Package 

Interface FetchSchedule

  • All Implemented Interfaces:
    ai.platon.pulsar.common.config.Parameterized

    
    public interface FetchSchedule
     implements Parameterized
                        

    This interface defines the contract for implementations that manipulate fetch times and re-fetch intervals.

    • Method Summary

      Modifier and Type Method Description
      abstract Unit initializeSchedule(WebPage page) Initialize fetch schedule related data.
      abstract Unit setFetchSchedule(WebPage page, ModifyInfo m) Sets the fetchInterval and fetchTime on a successfully fetched page.
      abstract Unit setPageGoneSchedule(WebPage page, Instant prevFetchTime, Instant prevModifiedTime, Instant fetchTime) This method specifies how to schedule refetching of pages marked as GONE.
      abstract Unit setPageRetrySchedule(WebPage page, Instant prevFetchTime, Instant prevModifiedTime, Instant fetchTime) This method adjusts the fetch schedule if fetching needs to be re-tried due to transient errors.
      abstract Instant estimatePrevFetchTime(WebPage page) Calculates last fetch time of the given CrawlDatum.
      abstract Boolean shouldFetch(WebPage page, Instant now) This method provides information whether the page is suitable for selection in the current fetchlist.
      abstract Unit forceRefetch(WebPage page, Instant prevFetchTime, Boolean asap) This method resets fetchTime, fetchInterval, modifiedTime and page text, so that it forces refetching.
      abstract Duration getMaxFetchInterval()
      • Methods inherited from class ai.platon.pulsar.crawl.schedule.FetchSchedule

        getParams
      • Methods inherited from class java.lang.Object

        clone, equals, finalize, getClass, hashCode, notify, notifyAll, toString, wait, wait, wait
    • Method Detail

      • initializeSchedule

         abstract Unit initializeSchedule(WebPage page)

        Initialize fetch schedule related data. Implementations should at least set the fetchTime and fetchInterval. The default implementation set the fetchTime to now, using the default fetchInterval.

      • setFetchSchedule

         abstract Unit setFetchSchedule(WebPage page, ModifyInfo m)

        Sets the fetchInterval and fetchTime on a successfully fetched page. Implementations may use supplied arguments to support different re-fetching schedules.

        Parameters:
        page - The Web page
      • setPageGoneSchedule

         abstract Unit setPageGoneSchedule(WebPage page, Instant prevFetchTime, Instant prevModifiedTime, Instant fetchTime)

        This method specifies how to schedule refetching of pages marked as GONE. Default implementation increases fetchInterval by 50%, and if it exceeds the maxInterval it calls .forceRefetch.

        Parameters:
        page - The page
      • setPageRetrySchedule

         abstract Unit setPageRetrySchedule(WebPage page, Instant prevFetchTime, Instant prevModifiedTime, Instant fetchTime)

        This method adjusts the fetch schedule if fetching needs to be re-tried due to transient errors. The default implementation sets the next fetch time 1 day in the future and increases the retry counter.Set

        Parameters:
        page - The page
        prevModifiedTime - previous modified time
        fetchTime - current fetch time
      • shouldFetch

         abstract Boolean shouldFetch(WebPage page, Instant now)

        This method provides information whether the page is suitable for selection in the current fetchlist.

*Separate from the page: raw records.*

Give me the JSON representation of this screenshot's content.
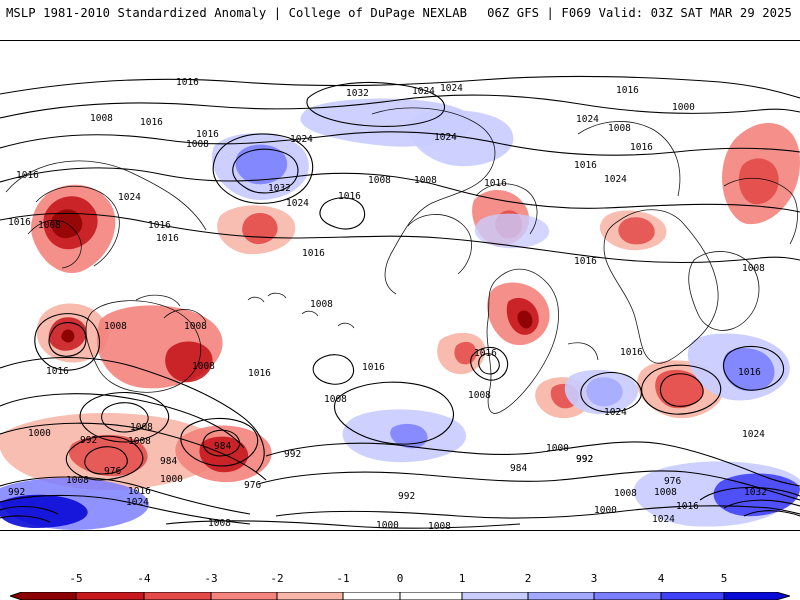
{
  "header": {
    "left_title": "MSLP 1981-2010 Standardized Anomaly | College of DuPage NEXLAB",
    "right_info": "06Z GFS | F069 Valid: 03Z SAT MAR 29 2025"
  },
  "map": {
    "contour_labels": [
      "1016",
      "1032",
      "1024",
      "1016",
      "1008",
      "1016",
      "1016",
      "1008",
      "1024",
      "1024",
      "1016",
      "1016",
      "1008",
      "1000",
      "1024",
      "1016",
      "1024",
      "1032",
      "1024",
      "1024",
      "1016",
      "1008",
      "1016",
      "1016",
      "1008",
      "1008",
      "1016",
      "1016",
      "1008",
      "1016",
      "1016",
      "1008",
      "1008",
      "1008",
      "1008",
      "1016",
      "1016",
      "1016",
      "1008",
      "1016",
      "1016",
      "1016",
      "1008",
      "1024",
      "1008",
      "1000",
      "992",
      "1008",
      "984",
      "976",
      "984",
      "1000",
      "992",
      "976",
      "1008",
      "1016",
      "1024",
      "1008",
      "992",
      "984",
      "992",
      "1000",
      "976",
      "992",
      "1008",
      "1016",
      "1000",
      "1008",
      "1032",
      "1024",
      "1000",
      "1008",
      "992",
      "1024",
      "1024"
    ]
  },
  "legend": {
    "tick_labels": [
      "-5",
      "-4",
      "-3",
      "-2",
      "-1",
      "0",
      "1",
      "2",
      "3",
      "4",
      "5"
    ],
    "colors": [
      "#8b0000",
      "#c7181e",
      "#e34a48",
      "#f3837c",
      "#f8b7aa",
      "#ffffff",
      "#ffffff",
      "#c9ccff",
      "#a3a8ff",
      "#7b7fff",
      "#4141f7",
      "#0a0ad7"
    ]
  }
}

NOTE: a true return value does not guarantee that the page will be fetched, it just allows it to be included in the further selection process based on scores. The default implementation checks fetchTime, if it is higher than the

        Parameters:
        page - The Web page
      • forceRefetch

         abstract Unit forceRefetch(WebPage page, Instant prevFetchTime, Boolean asap)

        This method resets fetchTime, fetchInterval, modifiedTime and page text, so that it forces refetching.

        Parameters:
        page - The Web page
        asap - if true, force refetch as soon as possible - this sets the fetchTime to now.